Do Pregnant Women Who Use Drugs Face Different Health Risks?
Drugs – particularly illegal narcotics – can have a huge impact on the mental and physical health of users. Pregnant women are prohibited from using many of these drugs. This also applies to some prescription drugs, including those used for allergies or pain management.
These stern warnings are for good reasons. While drugs and alcohol can have serious psychological and physical effects on users, they can have a devastating impact on the fetus. Many dependency and developmental problems can develop, depending on the drug used and the length of use.
In this article, we will explore why pregnant women face different health risks and how to remain safe.
How Drugs Affect the Fetus
What makes drugs – both legal and illegal – particularly dangerous to pregnant women is the manner in which they affect the fetus. Much of what the mother ingests will be passed on to the unborn baby through the umbilical cord and placenta. While many things that the mother consumes can be good for the fetus, drugs can have serious short-term and long-term effects.
The growing fetus is highly susceptible to drugs. It has yet to develop physiological systems that remove toxins. This means that the drugs a mother transmit to an unborn baby often accumulate to dangerous levels, which can cause serious harm to the baby.
The impact of drugs and alcohol on a fetus depends on several factors, such as:
- The fetal stage of development: An unborn baby may more sensitive to certain substances at specific periods of the pregnancy. This does not mean that there is a safe time to use drugs and alcohol during pregnancy, however.
- Strength and dose of the drug: The type of drug, the dosage of a drug, and the strength of a drug can all produce different effects on a fetus.
- Genetic makeup: The mother and the child’s genetic makeups are other factors that can determine how drugs and alcohol affect an unborn baby.
Drugs and Their Effect on the Fetus
Alcohol is a drug that can be dangerous for pregnant women and their babies, but people often underestimate its effects. This is partly because of the misguided idea that ingesting certain amounts of alcoholic drinks will not cause any negative effects. While having one or two drinks a day is safe for many adults, research shows there are no safe levels of alcohol for pregnant women.
Alcohol abuse can cause a myriad of brain developmental issues in the fetus. Drinking alcohol in pregnancy can cause fetal alcohol spectrum disorders and is one of the leading causes of intellectual disabilities. Alcohol exposure might produce babies born with physical problems such as facial abnormalities and might produce developmental disorders.
Marijuana contains toxins that can harm an unborn baby. It can pass to the baby from the mother through the placenta, an organ that provides the fetus with nutrients and oxygen. Using marijuana can deprive the fetus of the oxygen and nutrients it needs for proper growth and development.

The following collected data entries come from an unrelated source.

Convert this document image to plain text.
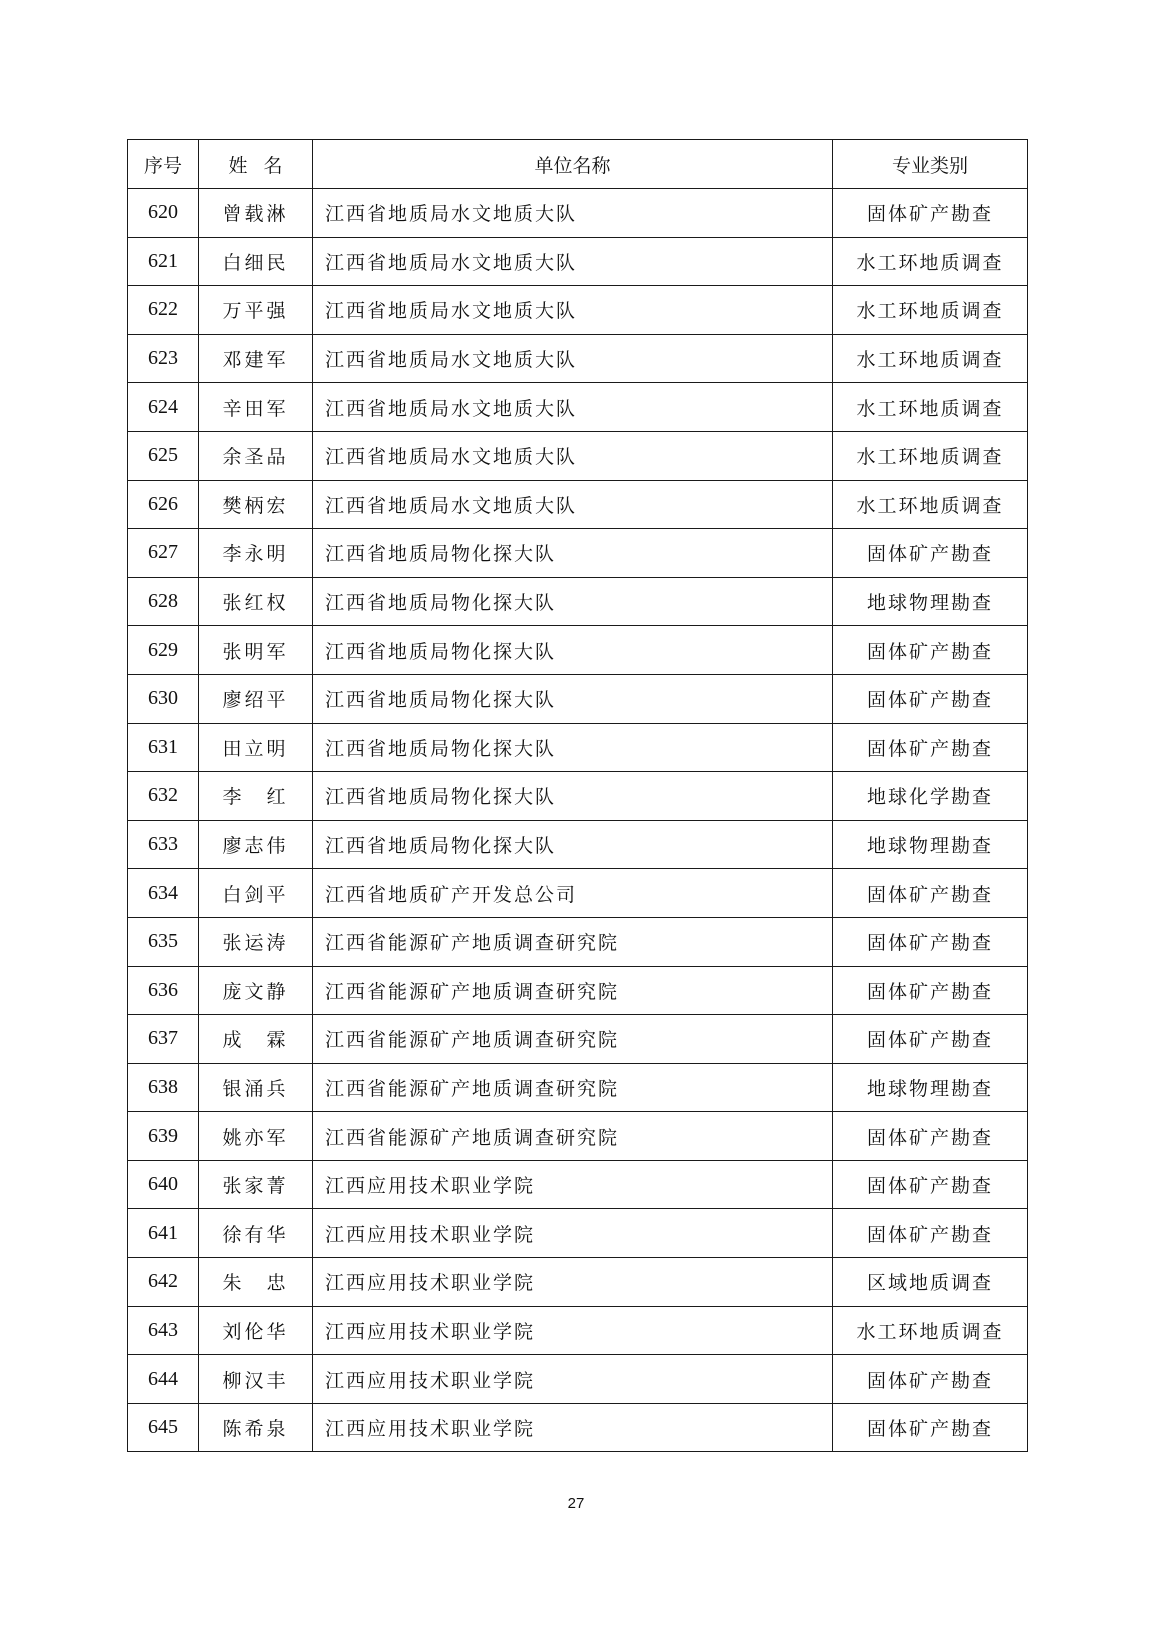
序号	姓名	单位名称	专业类别
620	曾载淋	江西省地质局水文地质大队	固体矿产勘查
621	白细民	江西省地质局水文地质大队	水工环地质调查
622	万平强	江西省地质局水文地质大队	水工环地质调查
623	邓建军	江西省地质局水文地质大队	水工环地质调查
624	辛田军	江西省地质局水文地质大队	水工环地质调查
625	余圣品	江西省地质局水文地质大队	水工环地质调查
626	樊柄宏	江西省地质局水文地质大队	水工环地质调查
627	李永明	江西省地质局物化探大队	固体矿产勘查
628	张红权	江西省地质局物化探大队	地球物理勘查
629	张明军	江西省地质局物化探大队	固体矿产勘查
630	廖绍平	江西省地质局物化探大队	固体矿产勘查
631	田立明	江西省地质局物化探大队	固体矿产勘查
632	李　红	江西省地质局物化探大队	地球化学勘查
633	廖志伟	江西省地质局物化探大队	地球物理勘查
634	白剑平	江西省地质矿产开发总公司	固体矿产勘查
635	张运涛	江西省能源矿产地质调查研究院	固体矿产勘查
636	庞文静	江西省能源矿产地质调查研究院	固体矿产勘查
637	成　霖	江西省能源矿产地质调查研究院	固体矿产勘查
638	银涌兵	江西省能源矿产地质调查研究院	地球物理勘查
639	姚亦军	江西省能源矿产地质调查研究院	固体矿产勘查
640	张家菁	江西应用技术职业学院	固体矿产勘查
641	徐有华	江西应用技术职业学院	固体矿产勘查
642	朱　忠	江西应用技术职业学院	区域地质调查
643	刘伦华	江西应用技术职业学院	水工环地质调查
644	柳汉丰	江西应用技术职业学院	固体矿产勘查
645	陈希泉	江西应用技术职业学院	固体矿产勘查
27
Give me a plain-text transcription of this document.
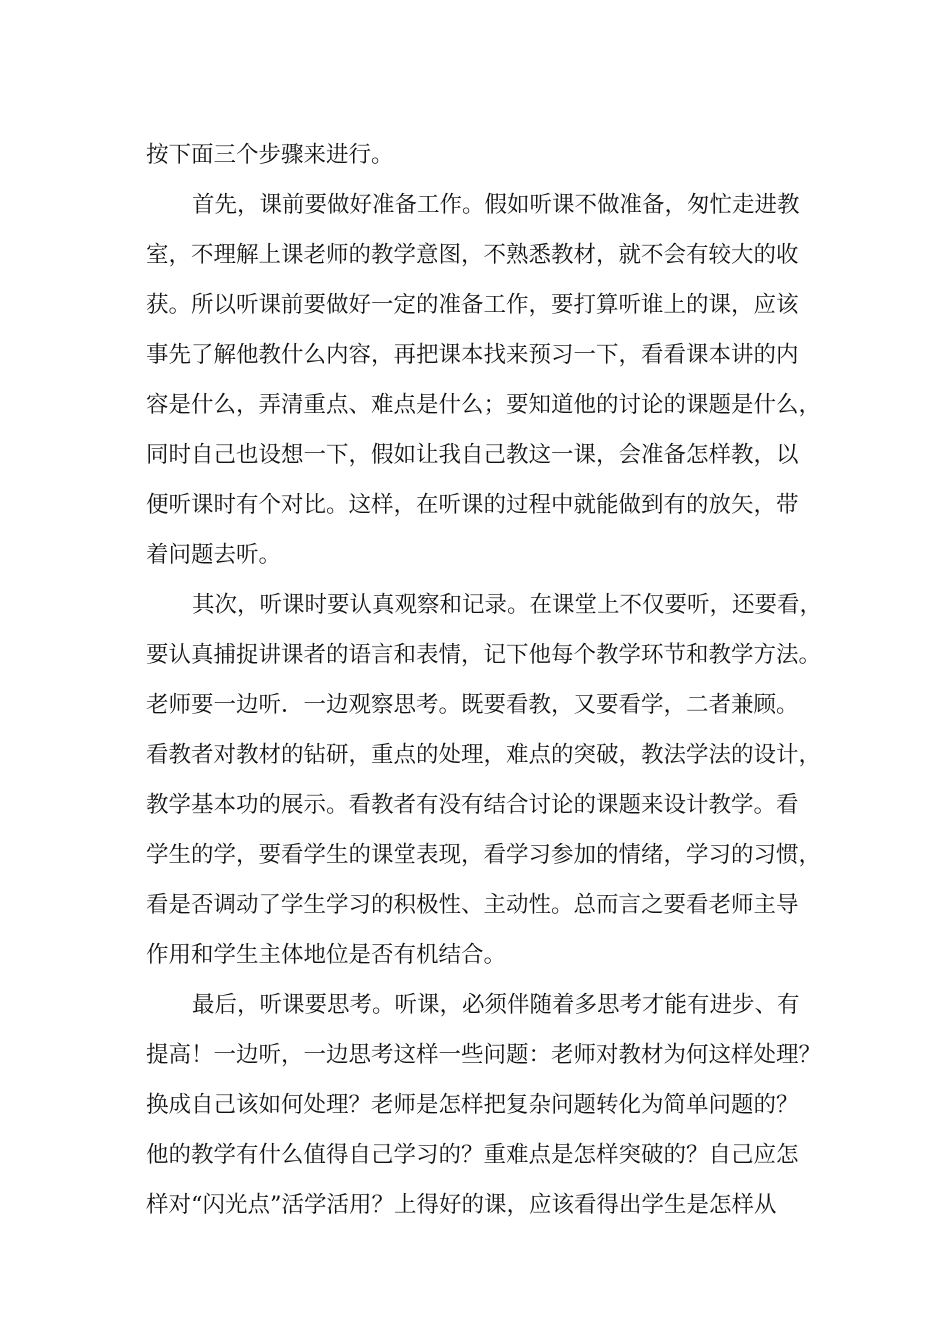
按下面三个步骤来进行。
首先，课前要做好准备工作。假如听课不做准备，匆忙走进教
室，不理解上课老师的教学意图，不熟悉教材，就不会有较大的收
获。所以听课前要做好一定的准备工作，要打算听谁上的课，应该
事先了解他教什么内容，再把课本找来预习一下，看看课本讲的内
容是什么，弄清重点、难点是什么；要知道他的讨论的课题是什么，
同时自己也设想一下，假如让我自己教这一课，会准备怎样教，以
便听课时有个对比。这样，在听课的过程中就能做到有的放矢，带
着问题去听。
其次，听课时要认真观察和记录。在课堂上不仅要听，还要看，
要认真捕捉讲课者的语言和表情，记下他每个教学环节和教学方法。
老师要一边听．一边观察思考。既要看教，又要看学，二者兼顾。
看教者对教材的钻研，重点的处理，难点的突破，教法学法的设计，
教学基本功的展示。看教者有没有结合讨论的课题来设计教学。看
学生的学，要看学生的课堂表现，看学习参加的情绪，学习的习惯，
看是否调动了学生学习的积极性、主动性。总而言之要看老师主导
作用和学生主体地位是否有机结合。
最后，听课要思考。听课，必须伴随着多思考才能有进步、有
提高！一边听，一边思考这样一些问题：老师对教材为何这样处理？
换成自己该如何处理？老师是怎样把复杂问题转化为简单问题的？
他的教学有什么值得自己学习的？重难点是怎样突破的？自己应怎
样对“闪光点”活学活用？上得好的课，应该看得出学生是怎样从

Studies on marijuana use during pregnancy are limited and sometimes conflicting. However, the Centers for Disease Control and Prevention (CDC) lists some potential risks of using marijuana while pregnant, including:
- Developmental issues: Even though the effects of THC (a chemical in marijuana) might not be apparent at birth, the chemical might cause developmental issues as a child grows.
- Breast milk: THC is stored in fat and could be transmitted to the fetus through breast milk, even after a mother stops using marijuana.
- Low birth weight: Using marijuana might cause low birth rates in babies.
Cocaine affects the central nervous system of its users. For pregnant mothers, it can cross the placenta and cause serious adverse effects for the growing fetus. It can cause miscarriages and other problems, including:
- Deformed limbs
- Withdrawal: The baby is born addicted to the drug and exhibits withdrawal symptoms.
- Low birth weight
- Premature birth
Heroin is another drug that is dangerous for pregnant women and their unborn babies. Like cocaine, using heroin can cause dependency for the fetus. This means that the child is born addicted to the drug and might experience withdrawal from it, a condition known as neonatal abstinence syndrome (NAS). Some other adverse effects of heroin might include:
- Sudden infant death syndrome (SIDS)
- Premature birth
- Low birth weight
- Birth defects and complications at birth
Prescription and Over-the-Counter (OTC) Medications
Some prescription and over-the-counter medications can also produce significant adverse effects on unborn babies. Studies on the effect of the medications are scarce, due in part to fears about the unknown effects of testing drugs on pregnant women. However, women might want to seek their doctors’ advice before taking any medications while pregnant. Their doctors might also suggest alternatives to treat pain, allergies, or other conditions.